Di atas permadani tampak seorang wanita bersari biru berkerudung ungu, berlutut, dengan kedua siku di sisi tubuhnya dan kedua tangan terbuka ke atas. Di gereja sebelah yang lebih besar dan lebih baru, sepotong tulang pucat yang ukurannya tidak lebih besar daripada jempol disimpan dalam guci emas tempat menyimpan jenazah orang suci. Secarik label menerangkan bahwa potongan tulang itu milik St. Tomas. Konon, di tempat itulah Tomas mendirikan gereja Kristiani pertama di India pada 52 M.

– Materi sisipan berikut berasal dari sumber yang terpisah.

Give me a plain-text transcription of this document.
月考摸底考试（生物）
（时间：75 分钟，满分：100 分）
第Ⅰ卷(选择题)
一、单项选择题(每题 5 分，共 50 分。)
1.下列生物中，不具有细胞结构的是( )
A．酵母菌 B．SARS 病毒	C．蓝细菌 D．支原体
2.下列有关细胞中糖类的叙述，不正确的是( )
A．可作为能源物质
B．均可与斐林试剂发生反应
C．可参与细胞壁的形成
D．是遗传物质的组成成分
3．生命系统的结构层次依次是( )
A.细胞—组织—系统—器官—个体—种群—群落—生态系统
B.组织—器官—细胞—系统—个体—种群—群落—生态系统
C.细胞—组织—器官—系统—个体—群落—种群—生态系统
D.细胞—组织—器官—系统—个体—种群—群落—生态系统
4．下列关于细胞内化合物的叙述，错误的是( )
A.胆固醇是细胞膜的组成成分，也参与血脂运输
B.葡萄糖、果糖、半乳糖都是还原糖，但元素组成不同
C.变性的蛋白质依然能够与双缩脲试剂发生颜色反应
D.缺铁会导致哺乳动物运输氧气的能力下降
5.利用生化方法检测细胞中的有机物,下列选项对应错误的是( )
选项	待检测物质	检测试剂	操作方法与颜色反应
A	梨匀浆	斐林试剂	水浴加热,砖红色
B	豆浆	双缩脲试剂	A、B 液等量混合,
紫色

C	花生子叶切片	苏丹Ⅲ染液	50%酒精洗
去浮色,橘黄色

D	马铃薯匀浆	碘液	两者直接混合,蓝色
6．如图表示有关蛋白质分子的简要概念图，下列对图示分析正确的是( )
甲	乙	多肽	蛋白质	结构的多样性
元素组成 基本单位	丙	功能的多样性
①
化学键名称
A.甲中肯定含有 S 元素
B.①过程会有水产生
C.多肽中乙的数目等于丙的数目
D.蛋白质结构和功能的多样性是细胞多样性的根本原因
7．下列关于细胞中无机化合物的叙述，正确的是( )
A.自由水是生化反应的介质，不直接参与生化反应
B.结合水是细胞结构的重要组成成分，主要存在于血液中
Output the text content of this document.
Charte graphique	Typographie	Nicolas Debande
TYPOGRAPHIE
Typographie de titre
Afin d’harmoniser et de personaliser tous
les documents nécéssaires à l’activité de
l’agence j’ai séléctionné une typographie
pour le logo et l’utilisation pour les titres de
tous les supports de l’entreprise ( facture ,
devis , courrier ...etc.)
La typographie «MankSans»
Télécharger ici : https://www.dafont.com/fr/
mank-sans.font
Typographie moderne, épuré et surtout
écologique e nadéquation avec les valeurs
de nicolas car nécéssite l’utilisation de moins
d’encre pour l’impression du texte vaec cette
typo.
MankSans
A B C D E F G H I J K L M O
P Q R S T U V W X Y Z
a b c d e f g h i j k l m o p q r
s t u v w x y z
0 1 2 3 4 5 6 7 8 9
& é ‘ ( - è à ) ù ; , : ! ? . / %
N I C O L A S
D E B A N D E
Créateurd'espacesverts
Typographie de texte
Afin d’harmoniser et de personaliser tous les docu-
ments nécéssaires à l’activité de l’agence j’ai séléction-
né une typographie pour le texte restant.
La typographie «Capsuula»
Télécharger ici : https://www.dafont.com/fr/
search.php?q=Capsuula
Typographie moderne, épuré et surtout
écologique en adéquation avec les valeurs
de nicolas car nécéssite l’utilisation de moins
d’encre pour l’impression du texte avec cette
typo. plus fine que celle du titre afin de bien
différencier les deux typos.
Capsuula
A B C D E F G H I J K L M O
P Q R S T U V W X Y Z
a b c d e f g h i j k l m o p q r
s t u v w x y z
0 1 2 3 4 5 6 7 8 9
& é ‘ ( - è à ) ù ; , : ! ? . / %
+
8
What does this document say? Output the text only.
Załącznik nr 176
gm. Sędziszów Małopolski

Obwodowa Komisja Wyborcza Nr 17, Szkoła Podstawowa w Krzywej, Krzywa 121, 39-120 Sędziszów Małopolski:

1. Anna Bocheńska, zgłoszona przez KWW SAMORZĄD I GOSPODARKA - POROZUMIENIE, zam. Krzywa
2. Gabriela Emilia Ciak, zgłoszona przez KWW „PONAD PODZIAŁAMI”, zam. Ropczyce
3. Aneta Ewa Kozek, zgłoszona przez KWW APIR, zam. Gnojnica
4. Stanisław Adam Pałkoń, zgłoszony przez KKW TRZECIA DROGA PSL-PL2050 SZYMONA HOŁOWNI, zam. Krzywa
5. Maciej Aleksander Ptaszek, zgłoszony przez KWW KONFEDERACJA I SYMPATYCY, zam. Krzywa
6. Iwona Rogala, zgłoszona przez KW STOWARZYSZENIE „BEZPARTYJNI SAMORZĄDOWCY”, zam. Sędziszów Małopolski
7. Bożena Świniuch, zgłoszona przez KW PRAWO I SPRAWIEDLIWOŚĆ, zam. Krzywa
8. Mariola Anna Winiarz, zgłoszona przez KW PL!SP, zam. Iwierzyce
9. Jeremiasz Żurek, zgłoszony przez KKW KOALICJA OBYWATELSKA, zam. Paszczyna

Di Parur dan tempat lain di Kerala, hewan khas India, tanaman merambat, dan tokoh mitos menghiasi bagian depan dan interior gereja: gajah, babi hutan, burung merak, katak, dan singa yang mirip ular naga; menunjukkan ciri khas rumah ibadat Kristiani yang kaya detail dan jelas tidak menampilkan nuansa dunia Barat. Ikon yang dilukis dengan warna terang tampak di mana-mana, menampilkan St. Tomas dan Perawan Maria serta Yesus dan St. George.
Bahkan, umat Hindu pun berdoa untuk St. George, si pembunuh naga, dan percaya bahwa dia melindungi anak-anak mereka dari patukan ular kobra. Penganut Kristiani Tomas di Kerala—seperti penganut Kristiani di tempat lain di Asia, Afrika, dan Amerika Latin—telah menjadikan keimanan itu khas milik mereka, memadukan seni tradisional, arsitektur, dan lambang kehidupan alam setempat.
Maka, patung yang menggambarkan Maria diapit dua ekor gajah yang meneduhi kepalanya dengan pelepah daun palem tampak serasi di kawasan pohon palem di selatan India.
Tomas, atau Tomas yang ragu, julukannya yang terkenal, adalah salah satu dari Dua Belas Rasul, murid-murid yang berkelana setelah Penyaliban Kristus untuk menyebarkan agama yang baru lahir itu. Tomas diikuti oleh Petrus, Andreas, Yakobus Besar, Yakobus Kecil, Yohanes, Filipus, Bartolomeus, Matius, Tadeus, Simon—dan Matias, yang menggantikan murid yang dituduh pengkhianat, Yudas Iskariot. Bertahun-tahun kemudian, istilah “rasul” dan “apostolik” (diturunkan dari kata Yunani apostolos, atau utusan) diberlakukan bagi orang yang bukan rasul yang 12, yang juga menyebarkan ajaran ini.
Dalam hal Paulus, dia menggunakan gelar rasul atas prakarsanya sendiri karena dia yakin telah melihat Tuhan dan menerima perintah spiritual dari-Nya. Maria Magdalena dikenal sebagai rasul bagi ke-12 rasul karena perannya mengabarkan kebangkitan Yesus kepada mereka. Meskipun hanya dua dari empat Evangelis—Matius dan Yohanes—adalah rasul asli, Markus dan Lukas dianggap rasul juga karena pentingnya kiprah mereka dalam menulis Kitab Perjanjian Baru.
!break!
Pada tahun-tahun pertama setelah Penyaliban, ajaran Kristiani hanyalah bentuk awal dari sebuah agama baru yang tidak memiliki tata cara peribadatan tertulis, cara melakukan kebaktian, dan nama—para penganut awal hanya menyebutnya sebagai “jalan”. Bahkan juga bukan sekte resmi Judaisme.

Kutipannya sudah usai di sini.